En génétique des populations, la sélection stabilisatrice ou stabilisante (à ne pas confondre avec la sélection négative ou purificatrice[1] - [2]) est un mode de sélection naturelle dans laquelle la moyenne de la population se stabilise sur une valeur de trait non extrême particulière. On pense que c'est le mécanisme d'action le plus courant pour la sélection naturelle car la plupart des traits ne semblent pas changer radicalement au cours du temps[3]. La sélection stabilisatrice utilise généralement la sélection négative (alias sélection purificatrice) pour effectuer une sélection par rapport aux valeurs extrêmes du caractère. La sélection stabilisatrice est l'opposé de la sélection perturbatrice (disruptive selection en anglais). Au lieu de favoriser les individus aux phénotypes extrêmes, il privilégie les variants intermédiaires. La sélection stabilisatrice a tendance à éliminer les phénotypes les plus extrêmes, ce qui entraîne un succès de reproduction des phénotypes normaux ou moyens[4]. Cela signifie que le phénotype le plus courant dans la population est sélectionné et continue de dominer dans les générations futures. Comme la plupart des caractères changent peu au fil du temps, on pense que la sélection de stabilisation est le type de sélection le plus courant dans la plupart des populations.

En fonction des conditions environnementales, un certain loup aura un avantage sur les loups possédant d'autres variants de couleur de fourrure. Les loups avec des couleurs de fourrure qui ne se camouflent pas correctement avec les conditions environnementales seront repérés plus facilement par le cerf, ce qui les empêchera de prendre le cerf par surprise (ce qui conduira à l'élimination de ce phénotype par sélection naturelle).
Trois modèles définis de sélection : perturbatrice, stabilisatrice et directionnelle. Sur chaque schéma, la courbe de couleur rouge représente la répartition de la population avant l'occurrence de la sélection correspondante et la courbe de couleur bleue représente la répartition de la population après la sélection correspondante.

Histoire

Le biologiste évolutionniste russe Ivan Schmalhausen a fondé la théorie de la sélection stabilisatrice, en publiant un article en russe intitulé « La sélection stabilisatrice et sa place parmi les facteurs de l'évolution » en 1941 ainsi qu'une monographie intitulée « Facteurs d'évolution : la théorie de la sélection stabilisatrice » en 1945[5] - [6].
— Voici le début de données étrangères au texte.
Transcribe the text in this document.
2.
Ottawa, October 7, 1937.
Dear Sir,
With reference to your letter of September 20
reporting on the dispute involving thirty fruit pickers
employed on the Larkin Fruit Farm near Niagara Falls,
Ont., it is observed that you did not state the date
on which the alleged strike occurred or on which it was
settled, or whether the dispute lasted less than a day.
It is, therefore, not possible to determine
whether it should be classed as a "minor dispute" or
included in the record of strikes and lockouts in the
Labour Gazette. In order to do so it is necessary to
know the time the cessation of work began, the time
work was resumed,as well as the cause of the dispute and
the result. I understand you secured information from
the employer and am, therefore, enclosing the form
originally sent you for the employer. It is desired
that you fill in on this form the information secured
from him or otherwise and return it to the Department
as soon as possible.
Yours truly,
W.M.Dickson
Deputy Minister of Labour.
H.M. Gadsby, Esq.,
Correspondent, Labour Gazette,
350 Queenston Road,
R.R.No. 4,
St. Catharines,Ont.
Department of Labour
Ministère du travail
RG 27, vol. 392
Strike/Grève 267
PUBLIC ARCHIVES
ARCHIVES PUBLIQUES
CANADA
Influence sur la structure de la population

La sélection stabilisatrice provoque la limitation du nombre des phénotypes observés dans une population. En effet, les phénotypes extrêmes sont contre-sélectionnés, entraînant une survie réduite chez les organismes présentant ces traits. Il en résulte une population composée de moins de phénotypes, la plupart des traits représentant la valeur moyenne de la population. Cette limitation des phénotypes entraîne une réduction de la diversité génétique dans la population[7]. Le maintien de la variation génétique est essentiel pour la survie d'une population car c'est ce qui lui permet d'évoluer dans le temps. Pour qu'une population s'adapte aux conditions environnementales changeantes, elle doit avoir suffisamment de diversité génétique pour sélectionner de nouveaux caractères à mesure qu'ils deviennent favorables[8].

Analyse de la sélection stabilisatrice

Il existe quatre principaux types de données utilisées pour quantifier la sélection stabilisatrice dans une population. Le premier est l'estimation de la fitness (ou valeur sélective) de différents phénotypes au sein d'une même génération. La quantification de la fitness sur une seule génération permet de faire des prédictions sur le sort attendu de la sélection. Le deuxième type de données concerne les changements des fréquences alléliques ou des phénotypes à travers différentes générations. Cela permet de quantifier le changement de prévalence d'un certain phénotype, indiquant le type de sélection. Le troisième type de données concerne les différences de fréquences alléliques dans l'espace. Cela permet de comparer la sélection se produisant dans différentes populations et conditions environnementales. Le quatrième type de données concerne les séquences d'ADN des gènes contribuant à l'observation des différences phénotypiques. La combinaison de ces quatre types de données permet des études de population qui peuvent identifier le type de sélection en cours et quantifier l'étendue de la sélection[9].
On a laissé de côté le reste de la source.